Today was fun. I saw the Catching Fire movie with Christina and Heidi and we sat on the balcony part of the theater, which i had never before sat in, and it was awesome because people don’t go to afternoon movies in the middle of the week so no one was up there but us.
The Semester ends next week, and I just don’t really care about any of it. I need to study, but I’m not at all stressing out over it or even really acknowledging the fact that this entire semester just like walked by me and here we are at the end of it and I never actually got into the rhythm of it. I spent half the semester avoiding Physics, and now I’ll have to learn the things I didn’t learn. And I spent most of the semester ignoring chemistry.
I think the past three/four months of my life has big one big blur of being at the beach, and meditating, and reading books. And just avoiding everything that was happening to me, how do you become a bystander in your own life? I don’t know, it just sort of happens. You’re experiencing it but also watching as it’s literally moving forward.
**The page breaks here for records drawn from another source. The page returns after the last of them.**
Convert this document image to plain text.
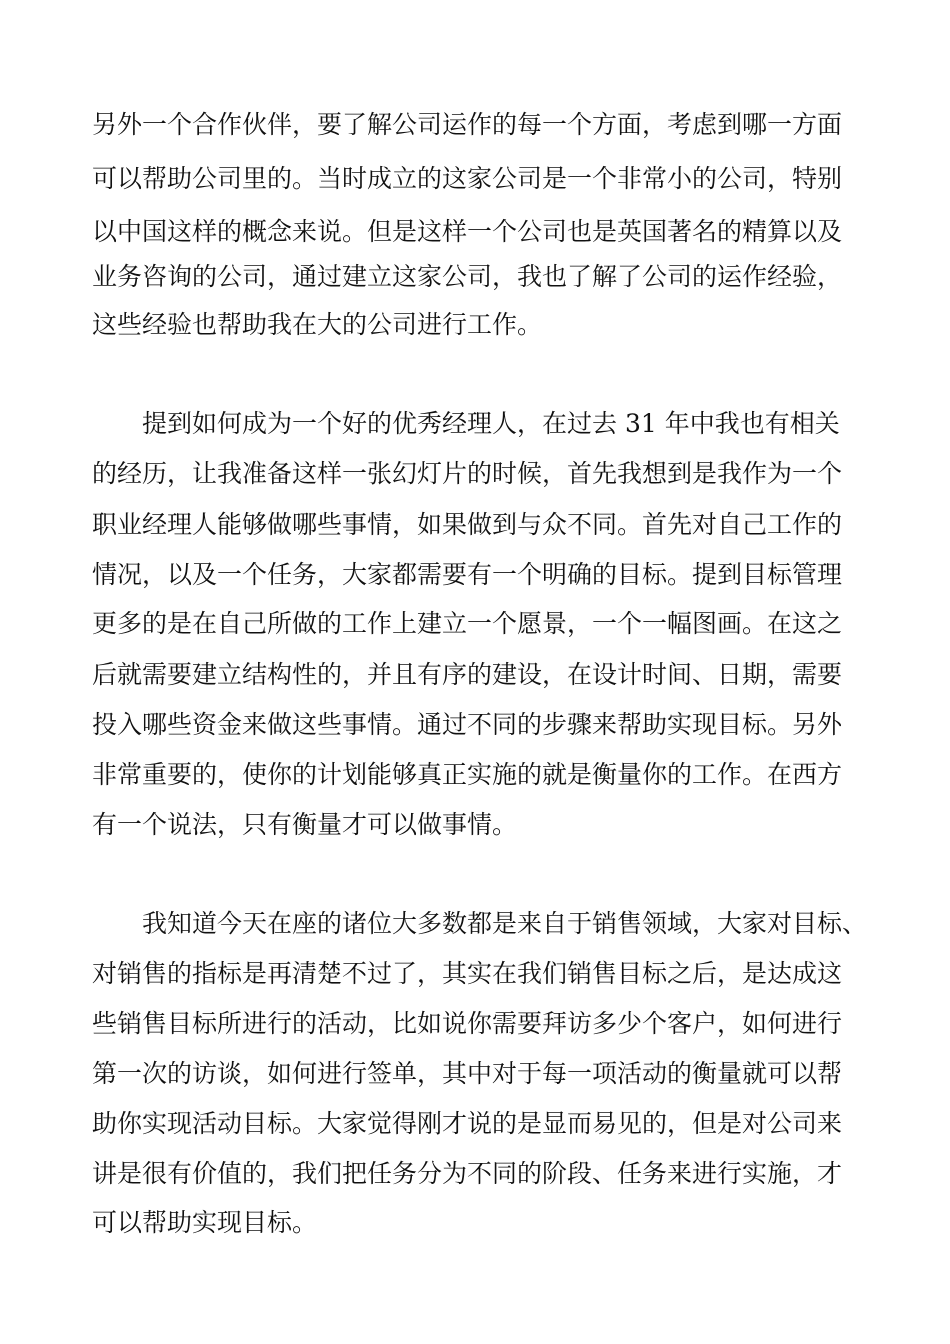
另外一个合作伙伴，要了解公司运作的每一个方面，考虑到哪一方面

可以帮助公司里的。当时成立的这家公司是一个非常小的公司，特别

以中国这样的概念来说。但是这样一个公司也是英国著名的精算以及

业务咨询的公司，通过建立这家公司，我也了解了公司的运作经验，

这些经验也帮助我在大的公司进行工作。

提到如何成为一个好的优秀经理人，在过去 31 年中我也有相关

的经历，让我准备这样一张幻灯片的时候，首先我想到是我作为一个

职业经理人能够做哪些事情，如果做到与众不同。首先对自己工作的

情况，以及一个任务，大家都需要有一个明确的目标。提到目标管理

更多的是在自己所做的工作上建立一个愿景，一个一幅图画。在这之

后就需要建立结构性的，并且有序的建设，在设计时间、日期，需要

投入哪些资金来做这些事情。通过不同的步骤来帮助实现目标。另外

非常重要的，使你的计划能够真正实施的就是衡量你的工作。在西方

有一个说法，只有衡量才可以做事情。

我知道今天在座的诸位大多数都是来自于销售领域，大家对目标、

对销售的指标是再清楚不过了，其实在我们销售目标之后，是达成这

些销售目标所进行的活动，比如说你需要拜访多少个客户，如何进行

第一次的访谈，如何进行签单，其中对于每一项活动的衡量就可以帮

助你实现活动目标。大家觉得刚才说的是显而易见的，但是对公司来

讲是很有价值的，我们把任务分为不同的阶段、任务来进行实施，才

可以帮助实现目标。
It’s just so funny how deeply the disconnection is, between me and reality, I have my head constantly in the clouds, it’s unreal. I realized that I’m not a fan of letting reality define you. I don’t know if that makes any sense, but I feel like reality brings people down so much, and I just feel like being alive is not about your strict relationship with reality, but with unreality, with your hallucinations, and illusions.
If you’re open, the world will surprise you. I believe in that.
"You are terrifying and strange and beautiful, someone not everyone knows how to love."